3.1.5. Copolymerization of Butadiene and Boronic Acid-Containing Comonomer

As a representative procedure, the copolymerization of butadiene and 2a (Table 1, run 2) is introduced here. In a 20-mL Schlenk flask, 2a (117 mg, 0.50 mmol) was weighed and dissolved into a toluene solution of butadiene (2.4 M, 4.2 mmol, 10 mmol). To this solution, MMAO in toluene (2.0 M, 0.25 mL, 0.50 mmol) was added and stirred for 5 min. A stock solution of the Nd catalyst described above (18 mM, 1.4 mL, 25 µmol of Nd) was added to the stirring solution at room temperature to start the polymerization. After 2 h, the reaction mixture was poured into 50 mL of MeOH containing 1 mL of concentrated HCl to precipitate the polymer. The polymer was immediately collected by filtration, washed with water and methanol, and dried for 6 h under vacuum at room temperature. A total of 48 mg of functional polybutadiene was obtained as a brownish, rubber-like solid.

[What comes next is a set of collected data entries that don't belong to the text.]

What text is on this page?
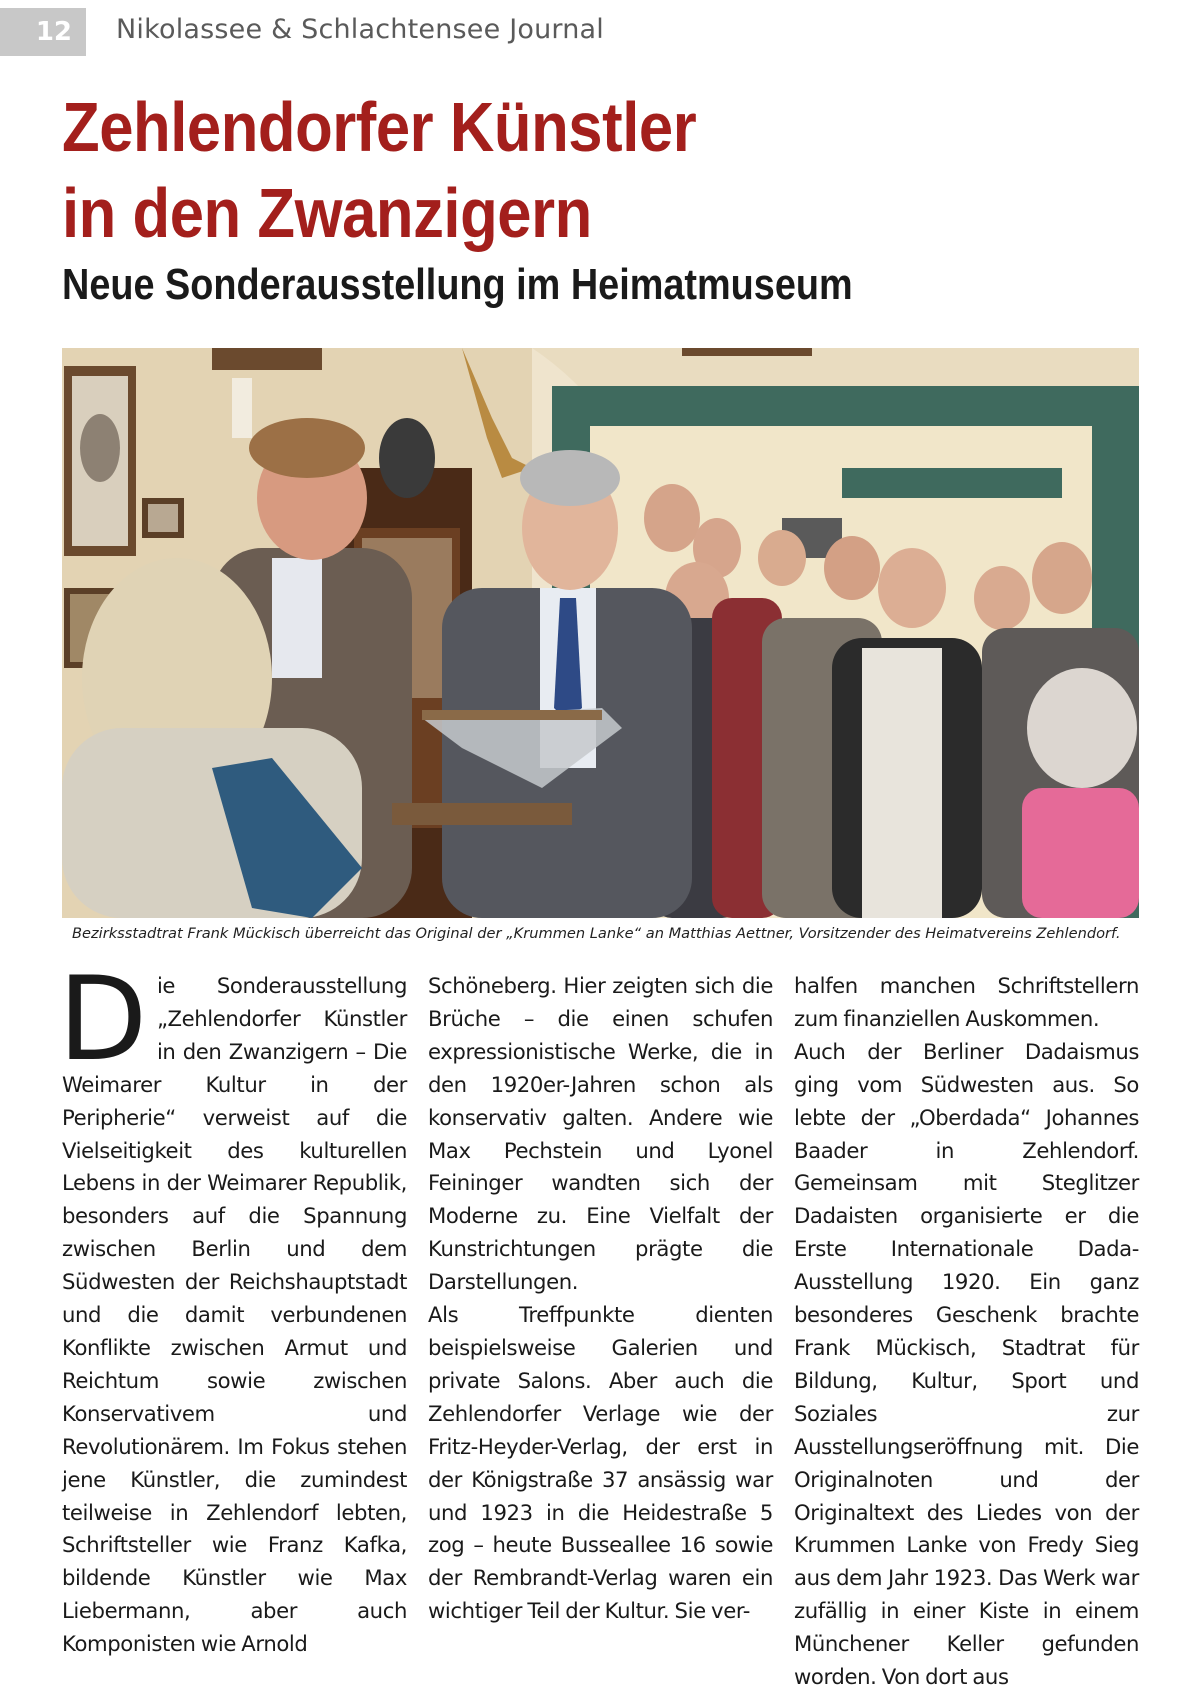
12	Nikolassee & Schlachtensee Journal
Zehlendorfer Künstler
in den Zwanzigern
Neue Sonderausstellung im Heimatmuseum
Bezirksstadtrat Frank Mückisch überreicht das Original der „Krummen Lanke“ an Matthias Aettner, Vorsitzender des Heimatvereins Zehlendorf.
D ie Sonderausstellung „Zehlendorfer Künstler in den Zwanzigern – Die Weimarer Kultur in der Peripherie“ verweist auf die Vielseitigkeit des kulturellen Lebens in der Weimarer Republik, besonders auf die Spannung zwischen Berlin und dem Südwesten der Reichshauptstadt und die damit verbundenen Konflikte zwischen Armut und Reichtum sowie zwischen Konservativem und Revolutionärem. Im Fokus stehen jene Künstler, die zumindest teilweise in Zehlendorf lebten, Schriftsteller wie Franz Kafka, bildende Künstler wie Max Liebermann, aber auch Komponisten wie Arnold

Schöneberg. Hier zeigten sich die Brüche – die einen schufen expressionistische Werke, die in den 1920er-Jahren schon als konservativ galten. Andere wie Max Pechstein und Lyonel Feininger wandten sich der Moderne zu. Eine Vielfalt der Kunstrichtungen prägte die Darstellungen.

Als Treffpunkte dienten beispielsweise Galerien und private Salons. Aber auch die Zehlendorfer Verlage wie der Fritz-Heyder-Verlag, der erst in der Königstraße 37 ansässig war und 1923 in die Heidestraße 5 zog – heute Busseallee 16 sowie der Rembrandt-Verlag waren ein wichtiger Teil der Kultur. Sie ver-

halfen manchen Schriftstellern zum finanziellen Auskommen.

Auch der Berliner Dadaismus ging vom Südwesten aus. So lebte der „Oberdada“ Johannes Baader in Zehlendorf. Gemeinsam mit Steglitzer Dadaisten organisierte er die Erste Internationale Dada-Ausstellung 1920. Ein ganz besonderes Geschenk brachte Frank Mückisch, Stadtrat für Bildung, Kultur, Sport und Soziales zur Ausstellungseröffnung mit. Die Originalnoten und der Originaltext des Liedes von der Krummen Lanke von Fredy Sieg aus dem Jahr 1923. Das Werk war zufällig in einer Kiste in einem Münchener Keller gefunden worden. Von dort aus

3.1.6. Hydrogenation of Boron-Functionalized Polybutadiene

The polybutadiene, of which the chain end is functionalized with boronic acid amide 2a, (M_n = 8100, Đ = 1.6, 25 mg) and p-toluene sulfonyl hydrazide (81 mg) were charged in a 20-mL Schlenk flask and dissolved in xylenes (2 mL). The solution was heated to 130 °C and stirred for 18 h. The resulting mixture was poured into methanol, and the precipitated polymer was collected by filtration. After washing with methanol and drying under a vacuum condition, 24 mg (quantitative yield) of the brownish polymer was recovered.

4. Conclusions

The successful incorporation of diamide-masked boronic acid functionality at the chain end of polydienes has been achieved by the copolymerization of isoprene or butadiene with the newly synthesized comonomer, 2a. Comonomer 2a was much more tolerant toward the transmetalation between MMAO than the corresponding pinacol borate, 1a. Microstructure analysis of hydrogenated copolymer by ¹³C NMR revealed that comonomer 2a was never incorporated into the internal polymer chain but only into the chaine end, giving the chain-end functionalization polydienes in high selectivities and high yields.